5. Venture further afield (don’t worry it’s still in Yorkshire)

St Ives Estate (Bingley)

The St Ives Estate is home to over 500 acres of stunning Country Park with woodlands, open moor, and a wildflower meadow, and paths throughout. The Adventure Playground is a fantastic feature for the children, and Coppice Pond offers both fishing opportunities, and a chance to feed the ducks. Visit St Ives Estatefor more details.

Yorkshire Sculpture Park (Wakefield)

The Yorkshire Sculpture Park is free but you do have to pay for parking. The car park charges contribute significantly to the running costs of YSP which is an independent museum and registered charity. Even though there is a charge to go here (due to the parking) it is such an amazing place. They change their exhibitions regularly and there’s lots for families. For more info visit YSP

Bradford City Park (Bradford)

The mirror pool is the largest urban water feature in the UK. It is a bubbling, squirting, popping and splashing fountain display that kids can go wild in.

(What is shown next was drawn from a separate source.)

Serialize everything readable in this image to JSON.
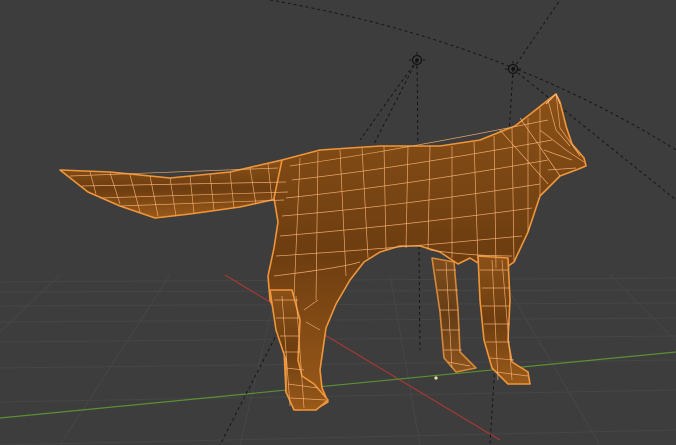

National Coal Mining Museum (Bradford)

One of the top 5 things to do in West Yorkshire according to Trip Advisor. Children of all ages are welcome across all areas of the site. I believe it’s £5 to park and £5 if you want to do the tour but this is optional.

They have stables, adventure playground, indoor play for under 5’s, original mining equipment and buildings and more

Clifton Park (Rotherham)

We had a great day here recently. It’s a fab park with several play areas and a free splash park. Here’s my review.

The Arium (Leeds)

This is a garden centre was an amazing outdoor play space. There’s ride on toys, giant sandpit and coffee pod. Read more here.

Royal Armouries (Leeds)

Right in the city centre and completely free.

Anglers Country Park (Wakefield)

This park features an adventure trail inspired from Julia Donaldson’s Room on the Broom books. The trail is free to enjoy and is about 2 miles with lots of characters from the books to see along the way. In the park, there is also a cafe and playground.